В августе Леонард у себя дома в Монреале дал интервью израильскоканадской писательнице и радиоведущей по имени Малка Маром для программы The Entertainers, выходившей на радио «Си-би-си». Они беседовали в его сарайчике в саду (его новом кабинете) при свете свечей. Маром вспоминает:
- Он был озорник. Едва я успела наладить оборудование для записи, как рука Леонарда оказалась у меня под юбкой. Я говорю: «Что вы делаете?», а он: «Вот настоящий диалог» или что-то в этом роде. Я сказала: «Ну а кроме такого физического диалога есть какой-нибудь другой?». Он говорит: «Это можно выразить только в поэзии». Так что я стала задавать самые будничные вопросы, просто чтобы посмотреть, насколько хватит этой поэзии: в который час вы встаёте по утрам? что едите на завтрак? вы счастливы в браке? И он на всё отвечал, читая свои неопубликованные стихи.
Малка Маром также поинтересовалась взглядами Леонарда на брак и моногамию, ведь скоро у них с Сюзанной родится второй ребёнок.
- Я думаю, что брак для очень, очень высоконравственных людей, — ответил он. — Это крайне строгая дисциплина. Наотрез отказаться от всех других возможностей и опытов любви, страсти, экстаза — принять решение искать всё это в одних-единственных объятиях, — это высокая, добродетельная идея. Брак сегодня — это монастырь; а монастырь сегодня — это свобода.
Леонард сказал Маром, что пришёл «к более реалистичному взгляду» на себя; в его поступках нет «высокой цели». «Я просто иду, — сказал он, — чтобы не стоять на месте».
В сентябре, меньше чем через месяц после выхода нового альбома Леонарда, Сюзанна родила ему второго ребёнка, девочку. Леонард дал дочери имя Лорка
- в честь своего любимого испанского поэта.
* * *
Пятый альбом Леонарда New Skin for the Old Ceremony («Новая кожа для старой церемонии») был его первой пластинкой без слова «песни» в названии и без фотопортрета на обложке11121. Вместо его лица на конверте была изображена парочка голых существ с крыльями, совокупляющихся над облаками. Это была гравюра из Rosarium philosophorum («Розария философов») — алхимического трактата XVI века, которым так интересовался Карл Густав Юнг, — изображавшая coniunctio spirituum, священный союз мужского и женского начал. Но в песнях альбома говорилось о союзе решительно несвященном. Их тексты язвительны, саркастичны, полны чёрного юмора — да, в них есть юмор, но они от этого не становятся менее мрачными и резкими. Любовь, о которой поёт Коэн, так же жестока, как война, о которой он поёт тоже. Его женщина — «блудница и зверь вавилонский». Леонарда, её бедного, беспомощного любовника и прислужника, в этих песнях пронзают, вешают, бичуют, держат в плену и — дав коленом по яйцам и кулаком в лицо — приговаривают к смерти.
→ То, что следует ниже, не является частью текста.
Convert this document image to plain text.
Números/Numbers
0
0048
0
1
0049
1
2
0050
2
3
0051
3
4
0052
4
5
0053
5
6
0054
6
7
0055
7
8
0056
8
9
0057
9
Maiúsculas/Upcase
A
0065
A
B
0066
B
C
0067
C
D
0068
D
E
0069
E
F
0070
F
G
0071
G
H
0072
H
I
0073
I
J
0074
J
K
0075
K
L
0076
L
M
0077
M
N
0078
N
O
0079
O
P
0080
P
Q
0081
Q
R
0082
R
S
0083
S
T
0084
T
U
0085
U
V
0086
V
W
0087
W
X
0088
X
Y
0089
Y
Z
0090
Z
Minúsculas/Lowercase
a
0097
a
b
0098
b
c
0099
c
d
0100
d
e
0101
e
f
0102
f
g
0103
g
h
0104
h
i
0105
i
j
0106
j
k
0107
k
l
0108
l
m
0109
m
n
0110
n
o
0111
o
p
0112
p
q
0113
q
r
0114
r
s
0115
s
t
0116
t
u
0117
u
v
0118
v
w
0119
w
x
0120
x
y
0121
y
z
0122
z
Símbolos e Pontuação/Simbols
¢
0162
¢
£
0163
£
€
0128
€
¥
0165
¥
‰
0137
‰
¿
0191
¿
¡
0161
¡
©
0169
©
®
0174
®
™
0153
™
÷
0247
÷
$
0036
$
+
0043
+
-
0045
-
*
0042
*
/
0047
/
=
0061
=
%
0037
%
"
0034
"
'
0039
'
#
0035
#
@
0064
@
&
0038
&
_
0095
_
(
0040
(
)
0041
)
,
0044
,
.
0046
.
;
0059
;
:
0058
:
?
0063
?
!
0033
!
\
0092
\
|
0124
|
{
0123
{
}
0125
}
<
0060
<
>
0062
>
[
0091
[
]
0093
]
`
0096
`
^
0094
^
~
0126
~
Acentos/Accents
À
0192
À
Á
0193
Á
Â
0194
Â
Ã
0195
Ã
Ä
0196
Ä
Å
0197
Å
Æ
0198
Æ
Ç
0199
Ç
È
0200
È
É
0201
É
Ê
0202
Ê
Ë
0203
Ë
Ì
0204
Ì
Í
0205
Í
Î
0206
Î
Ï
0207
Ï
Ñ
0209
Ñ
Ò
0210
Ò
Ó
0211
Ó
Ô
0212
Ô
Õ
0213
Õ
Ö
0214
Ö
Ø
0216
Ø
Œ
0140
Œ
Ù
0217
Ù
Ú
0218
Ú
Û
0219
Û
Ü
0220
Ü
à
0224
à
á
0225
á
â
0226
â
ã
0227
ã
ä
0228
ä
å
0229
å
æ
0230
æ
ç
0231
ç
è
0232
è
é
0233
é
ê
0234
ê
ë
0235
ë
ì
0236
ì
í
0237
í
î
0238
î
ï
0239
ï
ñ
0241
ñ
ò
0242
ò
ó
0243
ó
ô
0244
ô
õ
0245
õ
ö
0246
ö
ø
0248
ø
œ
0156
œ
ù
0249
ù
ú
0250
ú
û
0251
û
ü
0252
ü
Он не лишён жалости к себе, этот «любимый поющий миллионер одной благодарной, верной женщины… который работает за доллар янки». Его сила — только в презрении и в остром лезвии его слов. Даже в его версии куртуазнейшей песни «Greensleeves», когда он видит свою женщину «нагой в первых лучах зари», он надеется, что она окажется «кем-то новым». В «A Singer Must Die» он поёт убийственное «спокойной ночи» своей «ночь за ночью, за ночью, за ночью, за ночью, за ночью». «Why Don’t You Try» ещё язвительнее:
You know this life is filled with many sweet companions, many satisfying one-night stands.
Do you want to be the ditch around a tower?
Ты знаешь, эта жизнь наполнена множеством приятных компаньонов,
многими неплохими любовниками на одну ночь. Ты хочешь быть канавой вокруг башни?
Эта шпилька поистине жестока в своём объединении образов секса и заточения. Хотя муза Леонарда не называется по имени, он ещё ни с одной из них не обращался так неучтиво. В своих песнях он совершенно сознательно отстаивает свою позицию перед судьями, перед своими предками и перед своим Богом.
Этот альбом сильно отличается от предыдущих тем, что его мрачная поэзия — не уступающая по мрачности Songs of Love and Hate — облачена в утончённые, неожиданные музыкальные аранжировки, заимствующие идеи отовсюду: из Африки, из Брехта и Вайля, из современной камерной музыки. Вот что Леонард говорит об альбоме: «Он удался. Я не стыжусь его и готов его защищать. Я не назвал бы его шедевром — я предпочитаю думать о нём как о маленькой жемчужине» [17]. Критики тоже по большей части приняли альбом благосклонно. В Великобритании рецензент Melody Maker нашёл его «более энергичным, чем предыдущие четыре» [18], а в nMe его назвали «приятной смесью винтажного Коэна и новых текстур. Конец света отменяется, хотя бы на время» [19]. В США рецензент Rolling Stone занял промежуточную позицию: он назвал альбом «не лучшим» у Коэна, но признал, что на нём есть песни, «которые его почитатели не скоро забудут» [20].
Две песни с New Skin…, обретшие наиболее долгую жизнь, очень не похожи друг на друга. «Chelsea Hotel К2» — одна из наиболее прямолинейных сингер-сонграйтерских вещей на пластинке. «Who by Fire» была непосредственно вдохновлена еврейской молитвой, которую поют в День искупления: о том, что пришло время открыть Книгу Жизни и прочесть в ней, кого и какая ожидает смерть. Леонард говорил, что впервые услышал её в синагоге в пятилетнем возрасте, «стоя с дядьями в чёрных костюмах» [21]. Свою собственную молитву он заканчивает вопросом, на который его предки так и не ответили и ответ на который он продолжал искать: какая невидимая сила управляет жизнью и смертью? кто здесь, чёрт возьми, главный?